Очень многое зависело от психологического состояния писателя. А оно ухудшалось с каждым годом и с каждым месяцем. Безысходность и тоска стали почти постоянными спутниками его жизни.
Как видим, в финале, написанном в ночь с 22 на 23 мая 1938 г., прощенный Пилат бросился по указанной ему дороге за Иешуа Га-Ноцри. Эта же дорога указана и романтическому мастеру с его подругой.
Но вот в финале окончательной редакции на вопрос мастера: «Мне туда, за ним?» — Воланд отвечает: «Нет, зачем же гнаться по следам того, что уже окончено?»
286
Мастер и Маргарита.— Установить точно, когда за романом окончательно закрепилось это название, мы пока не можем. Г. А. Лесскис в комментариях к «Мастеру и Маргарите» пишет: «Это название… появилось в записи Е. С. Булгаковой 12 ноября 1937 г.; оно знаменовало окончательное переосмысление всего произведения, изменение „удельного веса“ и значения его персонажей: Воланд уступает место мастеру, сатирическое разоблачение — всечеловеческой трагедии» (С. 64).

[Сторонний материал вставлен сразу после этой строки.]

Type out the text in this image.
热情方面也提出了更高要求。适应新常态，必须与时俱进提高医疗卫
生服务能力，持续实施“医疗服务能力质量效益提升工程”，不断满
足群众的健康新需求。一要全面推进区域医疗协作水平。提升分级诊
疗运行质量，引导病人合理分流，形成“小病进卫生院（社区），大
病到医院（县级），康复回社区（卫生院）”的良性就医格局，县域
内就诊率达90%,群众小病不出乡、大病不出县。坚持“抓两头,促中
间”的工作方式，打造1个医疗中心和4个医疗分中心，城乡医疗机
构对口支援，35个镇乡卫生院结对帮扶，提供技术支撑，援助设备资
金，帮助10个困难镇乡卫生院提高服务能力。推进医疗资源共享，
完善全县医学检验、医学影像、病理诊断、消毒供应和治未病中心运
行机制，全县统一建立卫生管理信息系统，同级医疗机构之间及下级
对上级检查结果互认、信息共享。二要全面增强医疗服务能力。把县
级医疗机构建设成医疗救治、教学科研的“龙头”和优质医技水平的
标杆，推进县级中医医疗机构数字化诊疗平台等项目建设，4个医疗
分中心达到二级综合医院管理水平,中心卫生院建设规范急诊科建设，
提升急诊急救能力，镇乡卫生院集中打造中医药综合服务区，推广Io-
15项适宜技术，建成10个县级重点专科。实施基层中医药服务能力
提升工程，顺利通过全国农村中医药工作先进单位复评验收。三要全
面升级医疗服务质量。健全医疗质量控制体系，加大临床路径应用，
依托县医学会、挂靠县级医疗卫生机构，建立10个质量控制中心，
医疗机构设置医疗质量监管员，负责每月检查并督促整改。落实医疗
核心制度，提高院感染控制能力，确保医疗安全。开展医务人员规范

Б. С. Мягков высказывает иную точку зрения: «…роман получил свое окончательное название весной 1938 года…» (См.: Б у л г а к о в М. Избр. соч.: В 2 т. Т. 2. М., 1997. С. 806).
Ближе к истине, на наш взгляд, Б. С. Мягков. Однако в этом важном вопросе необходима точность.
Действительно, 12 ноября 1937 г. Е. С. Булгакова сделала в дневнике следующую запись (цит. по подлиннику): «Вечером М. А. работал над романом о Мастере и Маргарите». Запись эта чрезвычайно важна, поскольку до того о романе (названия еще не было) встречаются такие записи: «роман о дьяволе», «роман о Христе», «роман о Христе и дьяволе», «роман о Воланде» и др. И вот появилась новая запись: «работал над романом о Мастере и Маргарите». Но это еще не название романа, а лишь вариант его: новый, но вариант! Таких намерений у писателя было много. И доказательством тому служат дальнейшие записи в дневнике. 26 декабря: «Вечером у нас Дмитриев, Вильямсы и Борис и Николай Эрдманы. М. А. читал из романа главы: „Никогда не разговаривайте с неизвестными“, „Золотое копье“ и „Цирк“». 1 января 1938 г.: «Вечером были у Вильямсов. Был Коля Эрдман. Просили М. А. почитать из романа. Он читал главу „Дело было в Грибоедове“»; 9 февраля: «Миша урывками… правит роман о Воланде» (вроде бы возвращение к старым вариантам названия); 16 февраля: «Вечером Миша, урывками — к роману, а я — к этой записи»; 23 февраля: «Вечером Миша читал мне черновую главу из романа, на меня — сильнейшее впечатление»; 1 марта: «Миша днем у Ангарского, сговариваются почитать начало романа. Теперь, кажется, установилось у Миши название „Мастер и Маргарита“. Печатание его, конечно, безнадежно. Теперь Миша по ночам правит его и гонит вперед, в марте хочет кончить. Работает по ночам».